Gender Imperialism (original)
2011-11-08
According the San Francisco Trans March’s about page, this was part of the original callout that started the march:
to encourage more trans and gender-variant people to come out; to build connections among ftm, mtf, bayot, crossdressers, sadhin, hijra, transvestites, bantut, drag queens, drag kings, mahu, transsexuals, bakla, travesti, genderqueers, kathoey, two spirit, intersex Speaking from my particular Bakla experience, I find this list very troubling. The impression you get from this list is that bayot, sadhin, hijra, bantut, mahu, bakla, kathoey, and two spirit are all trans identities.

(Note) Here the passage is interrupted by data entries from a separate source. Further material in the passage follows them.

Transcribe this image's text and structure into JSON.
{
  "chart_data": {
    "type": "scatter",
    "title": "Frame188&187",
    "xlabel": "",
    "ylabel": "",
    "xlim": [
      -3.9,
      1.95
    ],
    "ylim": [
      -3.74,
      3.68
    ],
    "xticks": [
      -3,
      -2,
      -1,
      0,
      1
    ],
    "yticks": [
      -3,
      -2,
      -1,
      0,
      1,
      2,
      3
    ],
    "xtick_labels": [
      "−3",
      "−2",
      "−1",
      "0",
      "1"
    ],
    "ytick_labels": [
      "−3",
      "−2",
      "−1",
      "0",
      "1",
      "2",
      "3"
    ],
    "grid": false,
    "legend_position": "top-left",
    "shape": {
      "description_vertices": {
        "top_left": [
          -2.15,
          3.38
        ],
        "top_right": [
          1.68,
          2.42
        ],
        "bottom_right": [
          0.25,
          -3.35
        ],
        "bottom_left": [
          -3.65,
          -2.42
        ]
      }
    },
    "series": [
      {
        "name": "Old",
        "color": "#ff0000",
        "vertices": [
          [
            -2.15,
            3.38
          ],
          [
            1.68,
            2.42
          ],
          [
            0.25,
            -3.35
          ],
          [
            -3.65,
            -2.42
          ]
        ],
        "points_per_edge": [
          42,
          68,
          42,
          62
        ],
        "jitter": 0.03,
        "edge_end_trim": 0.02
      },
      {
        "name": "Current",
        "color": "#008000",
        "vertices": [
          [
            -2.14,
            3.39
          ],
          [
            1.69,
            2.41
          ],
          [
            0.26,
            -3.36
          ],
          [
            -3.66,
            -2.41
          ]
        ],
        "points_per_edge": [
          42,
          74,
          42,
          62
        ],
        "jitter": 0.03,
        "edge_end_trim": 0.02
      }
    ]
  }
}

Now, I do not know about the other identity labels in this list (nor would I want to speak on their behalf), but I will say that I do not believe that Bakla is a trans identity. Or it isn’t necessarily a trans identity. In my Filipin@ family ‘bakla’ was usually considered to be Tagalog for gay. This means, within my family, that bakla denoted sexuality and not quite a gender expression. Of course, being bakla sexually did have some interconnected gender norms that would appear to the Western gaze as gender variance or non-conformance.
In other words, being bakla=gay in my Filipina context had different cultural meanings than being gay did in my larger Western context. It has been and continues to be a challenge for me to resist the Western, imperialist constructions of gender. This conflict has been my *only* source of gender confusion and dysphoria. Before I was kicked out of my dad’s house, I was perfectly comfortable with my gender.
But as I became entirely surrounded by the Western gaze, with no refuge, I began to feel discord with my gender and body. I have spent years struggling with my gender only to realize that the issue was not about my relation to my body but my relation to how the West views my body. My gender dysphoria was the result of Western imperialism. When I started wearing skirts and make-up in high school, I was perfectly fine.
I was also, to the surprise of everyone white person I’ve told, perfectly fine at home and with my family. I didn’t try to wear the skirts at my Catholic high school (but I did wear the make-up). And I actually got my dad to tell the school administration to stop bullying me about my gender non-conformance. Amazing, isn’t it? More important than these really great external circumstances, was the fact that I never felt like my body and gender were mis-aligned. I liked having this body. My gender expression was fine for bodies like mine. All was right in the world and with my gender.
After I got kicked out (for reasons unrelated to my being queer), I entered the big, white world. And in this world, suddenly my gender and its expression became a source of conflict and danger. Perhaps my most alarming experience was being followed home by this guy. I, unfortunately, lived in the ghetto at this point (my street was the street where the women sex workers conducted business). This meant that being followed home in this neighborhood was *not* a good thing. I also experienced other expressions of hate and discomfort with gender variance. Eventually, these experiences (and a toxic friendship) convinced me to throw my skirts away (lovingly hand crocheted by myself) and make up, so that I could be a ‘man.’
Trying to live up to this Western, gender normative notion of ‘man’ did a lot of damage to myself. I’m getting over it, but it hasn’t been easy. And as I exit this stage of my life I’ve been re-examining my relationship with the trans umbrella (and the cis/trans binary). Ultimately, I’m resisting this label too, partially out of mistrust and a fear that even trying out this better, but still Western, conception of gender will still do damage to me. And I think it would. Because accepting the trans label as a bakla means that I’m defining and understanding my gender within a Western context. It is an acceptance of the imperialism and continued colonization of my body by the West.
My gender identity, and its expression, exist outside of the Western construction of gender. It is the product of a culture that, while it has a colonial past, is its own. I do stand in solidarity, however, with my trans cousins because we are, ultimately, fighting for the same rights (I want the freedom to express my gender without consequence, just as much as they do).
And as I stand in solidarity with my trans cousins, I ask that they recognize that appropriative nature of things like the SF Trans March callout. That they recognize that trying to include non-Western identities under the trans umbrella is imperialistic and wrong, even when individuals choose to stand under that umbrella. As a bakla, I do not belong to a monolith and my community is diverse. Some of us are trans and some are not. And, ultimately, this is *our* decision, not yours.